I mulled it over a day or so and replied that the Word of the Lord must have 2 witnesses.

Matt.18
1.[16] But if he will not hear thee, then take with thee one or two more, that in the mouth of two or three witnesses every word may be established.

About an hour after that another scripture came up before my eyes:

Matt.5
1.[44] But I say unto you, Love your enemies, bless them that curse you, do good to them that hate you, and pray for them which despitefully use you, and persecute you;

I said to myself, ok, gaining a little peace and slept on it.

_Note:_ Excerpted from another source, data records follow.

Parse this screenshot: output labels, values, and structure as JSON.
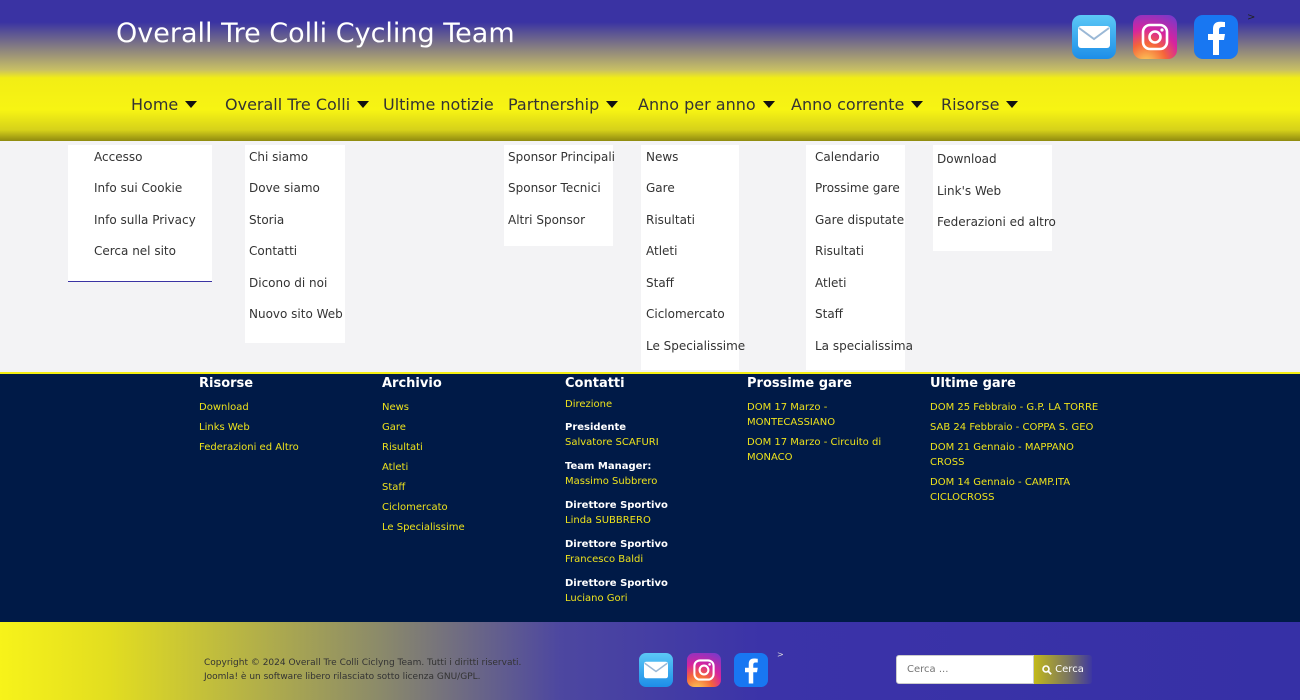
{
  "header": {
    "title": "Overall Tre Colli Cycling Team",
    "corner_mark": ">",
    "social_icons": [
      "mail-icon",
      "instagram-icon",
      "facebook-icon"
    ]
  },
  "nav": {
    "items": [
      {
        "label": "Home",
        "has_caret": true
      },
      {
        "label": "Overall Tre Colli",
        "has_caret": true
      },
      {
        "label": "Ultime notizie",
        "has_caret": false
      },
      {
        "label": "Partnership",
        "has_caret": true
      },
      {
        "label": "Anno per anno",
        "has_caret": true
      },
      {
        "label": "Anno corrente",
        "has_caret": true
      },
      {
        "label": "Risorse",
        "has_caret": true
      }
    ]
  },
  "dropdowns": {
    "home": [
      "Accesso",
      "Info sui Cookie",
      "Info sulla Privacy",
      "Cerca nel sito"
    ],
    "overall": [
      "Chi siamo",
      "Dove siamo",
      "Storia",
      "Contatti",
      "Dicono di noi",
      "Nuovo sito Web"
    ],
    "partnership": [
      "Sponsor Principali",
      "Sponsor Tecnici",
      "Altri Sponsor"
    ],
    "anno_per_anno": [
      "News",
      "Gare",
      "Risultati",
      "Atleti",
      "Staff",
      "Ciclomercato",
      "Le Specialissime"
    ],
    "anno_corrente": [
      "Calendario",
      "Prossime gare",
      "Gare disputate",
      "Risultati",
      "Atleti",
      "Staff",
      "La specialissima"
    ],
    "risorse": [
      "Download",
      "Link's Web",
      "Federazioni ed altro"
    ]
  },
  "footer": {
    "risorse": {
      "heading": "Risorse",
      "links": [
        "Download",
        "Links Web",
        "Federazioni ed Altro"
      ]
    },
    "archivio": {
      "heading": "Archivio",
      "links": [
        "News",
        "Gare",
        "Risultati",
        "Atleti",
        "Staff",
        "Ciclomercato",
        "Le Specialissime"
      ]
    },
    "contatti": {
      "heading": "Contatti",
      "direzione": "Direzione",
      "people": [
        {
          "role": "Presidente",
          "name": "Salvatore SCAFURI"
        },
        {
          "role": "Team Manager:",
          "name": "Massimo Subbrero"
        },
        {
          "role": "Direttore Sportivo",
          "name": "Linda SUBBRERO"
        },
        {
          "role": "Direttore Sportivo",
          "name": "Francesco Baldi"
        },
        {
          "role": "Direttore Sportivo",
          "name": "Luciano Gori"
        }
      ]
    },
    "prossime": {
      "heading": "Prossime gare",
      "links": [
        [
          "DOM 17 Marzo -",
          "MONTECASSIANO"
        ],
        [
          "DOM 17 Marzo - Circuito di",
          "MONACO"
        ]
      ]
    },
    "ultime": {
      "heading": "Ultime gare",
      "links": [
        [
          "DOM 25 Febbraio - G.P. LA TORRE"
        ],
        [
          "SAB 24 Febbraio - COPPA S. GEO"
        ],
        [
          "DOM 21 Gennaio - MAPPANO",
          "CROSS"
        ],
        [
          "DOM 14 Gennaio - CAMP.ITA",
          "CICLOCROSS"
        ]
      ]
    }
  },
  "bottom": {
    "copyright_line1": "Copyright © 2024 Overall Tre Colli Ciclyng Team. Tutti i diritti riservati.",
    "copyright_line2": "Joomla! è un software libero rilasciato sotto licenza GNU/GPL.",
    "corner_mark": ">",
    "search_placeholder": "Cerca ...",
    "search_button": "Cerca"
  }
}
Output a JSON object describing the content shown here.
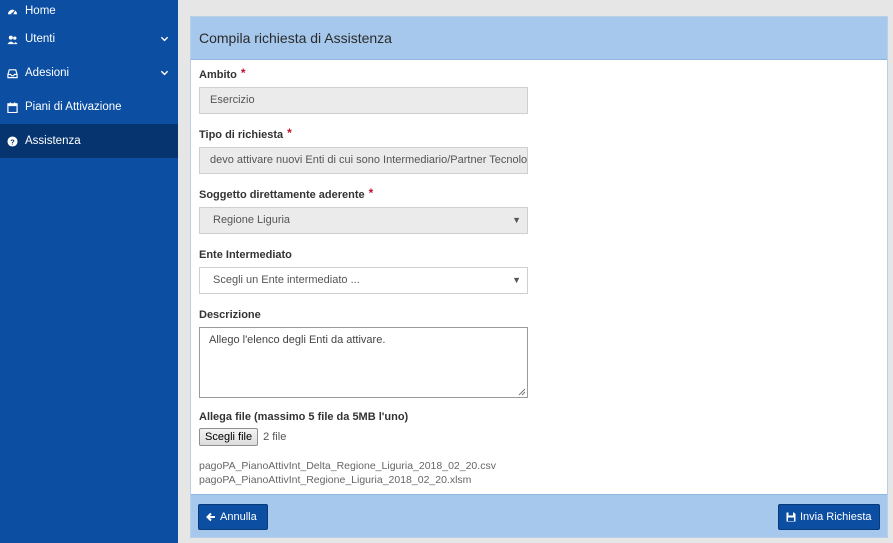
{
  "sidebar": {
    "items": [
      {
        "label": "Home",
        "icon": "dashboard-icon"
      },
      {
        "label": "Utenti",
        "icon": "users-icon",
        "has_submenu": true
      },
      {
        "label": "Adesioni",
        "icon": "inbox-icon",
        "has_submenu": true
      },
      {
        "label": "Piani di Attivazione",
        "icon": "calendar-icon"
      },
      {
        "label": "Assistenza",
        "icon": "question-circle-icon",
        "active": true
      }
    ]
  },
  "form": {
    "title": "Compila richiesta di Assistenza",
    "ambito": {
      "label": "Ambito",
      "value": "Esercizio",
      "required_mark": "*"
    },
    "tipo_richiesta": {
      "label": "Tipo di richiesta",
      "value": "devo attivare nuovi Enti di cui sono Intermediario/Partner Tecnologico",
      "required_mark": "*"
    },
    "soggetto": {
      "label": "Soggetto direttamente aderente",
      "value": "Regione Liguria",
      "required_mark": "*"
    },
    "ente": {
      "label": "Ente Intermediato",
      "value": "Scegli un Ente intermediato ..."
    },
    "descrizione": {
      "label": "Descrizione",
      "value": "Allego l'elenco degli Enti da attivare."
    },
    "allegati": {
      "label": "Allega file (massimo 5 file da 5MB l'uno)",
      "button_label": "Scegli file",
      "count_text": "2 file",
      "files": [
        "pagoPA_PianoAttivInt_Delta_Regione_Liguria_2018_02_20.csv",
        "pagoPA_PianoAttivInt_Regione_Liguria_2018_02_20.xlsm"
      ]
    }
  },
  "footer": {
    "cancel_label": "Annulla",
    "submit_label": "Invia Richiesta"
  },
  "colors": {
    "sidebar_bg": "#0b4ea2",
    "sidebar_active": "#05346f",
    "panel_header": "#a5c8ec",
    "required": "#c0122d"
  }
}
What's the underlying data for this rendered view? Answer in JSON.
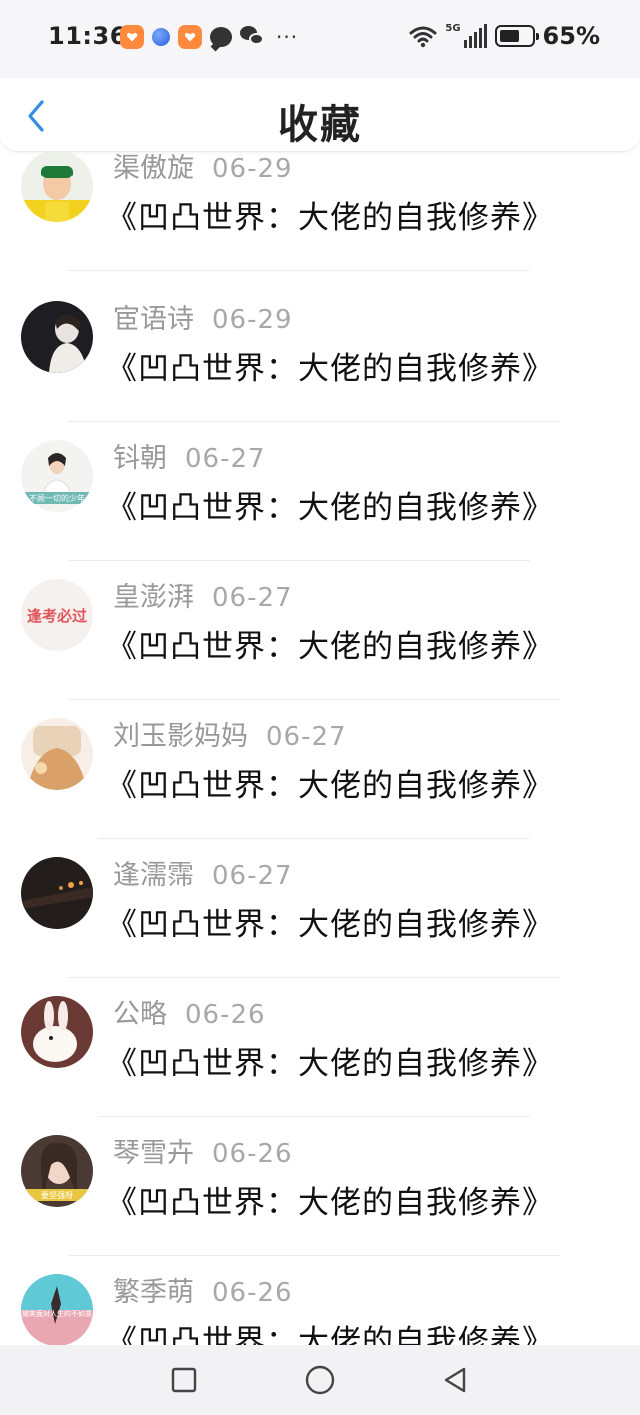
{
  "status": {
    "time": "11:36",
    "network": "5G",
    "battery": "65%"
  },
  "header": {
    "title": "收藏"
  },
  "list": [
    {
      "name": "渠傲旋",
      "date": "06-29",
      "title": "《凹凸世界：大佬的自我修养》"
    },
    {
      "name": "宦语诗",
      "date": "06-29",
      "title": "《凹凸世界：大佬的自我修养》"
    },
    {
      "name": "钭朝",
      "date": "06-27",
      "title": "《凹凸世界：大佬的自我修养》"
    },
    {
      "name": "皇澎湃",
      "date": "06-27",
      "title": "《凹凸世界：大佬的自我修养》"
    },
    {
      "name": "刘玉影妈妈",
      "date": "06-27",
      "title": "《凹凸世界：大佬的自我修养》"
    },
    {
      "name": "逢濡霈",
      "date": "06-27",
      "title": "《凹凸世界：大佬的自我修养》"
    },
    {
      "name": "公略",
      "date": "06-26",
      "title": "《凹凸世界：大佬的自我修养》"
    },
    {
      "name": "琴雪卉",
      "date": "06-26",
      "title": "《凹凸世界：大佬的自我修养》"
    },
    {
      "name": "繁季萌",
      "date": "06-26",
      "title": "《凹凸世界：大佬的自我修养》"
    }
  ],
  "avatar_texts": {
    "a3": "不顾一切的少年",
    "a4": "逢考必过",
    "a8": "要坚强呀",
    "a9": "微笑面对人生的不如意"
  }
}
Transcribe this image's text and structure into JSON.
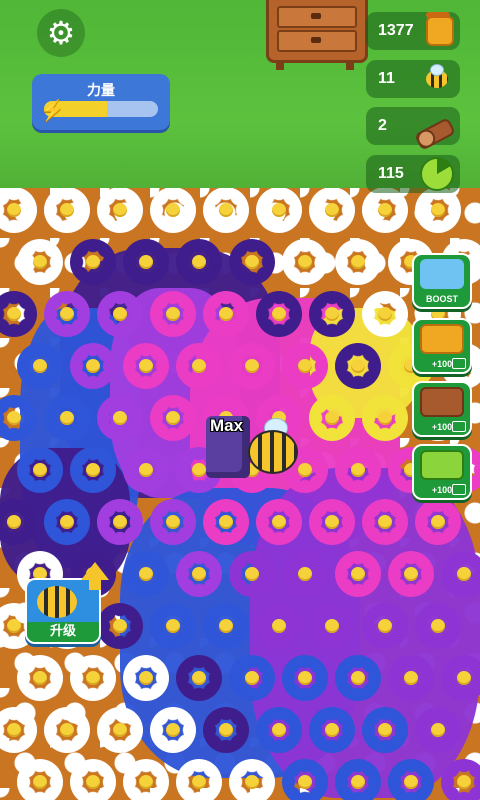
{
  "hud": {
    "settings_icon": "gear-icon",
    "power": {
      "label": "力量",
      "level_fraction": 0.55,
      "icon": "lightning-bolt-icon"
    }
  },
  "resources": {
    "honey": {
      "value": "1377",
      "icon": "honey-jar-icon"
    },
    "bees": {
      "value": "11",
      "icon": "bee-icon"
    },
    "logs": {
      "value": "2",
      "icon": "log-icon"
    },
    "pollen": {
      "value": "115",
      "icon": "pollen-pie-icon"
    }
  },
  "side_buttons": {
    "boost": {
      "label": "BOOST",
      "icon": "bee-speed-icon"
    },
    "honey_ad": {
      "label": "+100",
      "icon": "honey-jar-icon"
    },
    "log_ad": {
      "label": "+100",
      "icon": "log-icon"
    },
    "leaf_ad": {
      "label": "+100",
      "icon": "leaf-icon"
    }
  },
  "upgrade": {
    "label": "升级",
    "icon": "bee-icon"
  },
  "player": {
    "name": "Max"
  },
  "colors": {
    "grass": "#5cc23e",
    "soil": "#c97521",
    "button_green": "#1f9a3a",
    "power_blue": "#3d78d8",
    "power_fill": "#f4d12a"
  }
}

The next morning another scripture came to me.

Isa.43
1.[26] Put me in remembrance: let us plead together: declare thou, that thou mayest be justified.

I pointed out that my X was using my son's money for her own use. (Normally when a child is younger than 18 her using my money for her own bills would be legally correct , but when an adult child is going to college the money is for the adult child's expenses).

On that basis the Lord replied my pursuit of justice was correct. He would "allow" me to continue.
I did. I got as far as identifying the forms I needed to file and just came to a dead stop. Again the same two scriptures of the Lord came to me, but this time as a decision a son might have to make in the light of what His Father advised him to do.

This past Saturday I chose to go on the way of the Lord's Word. Immediately a wonderful calm and peace came over me, as I had chosen to stand by faith on the Lord's Word.

John.7
1.[17] If any man will do his will, he shall know of the doctrine, whether it be of God, or whether I speak of myself.

Again, I have no doubt your prayers for me to have peace have helped tremendously! Again, I thank you and all for the wonderful grace you have shown me through prayer.


Blessings!
Love, In Christ Jesus, Den.
It is most certainly far better to die in faith believing, than it is to live in unbelief.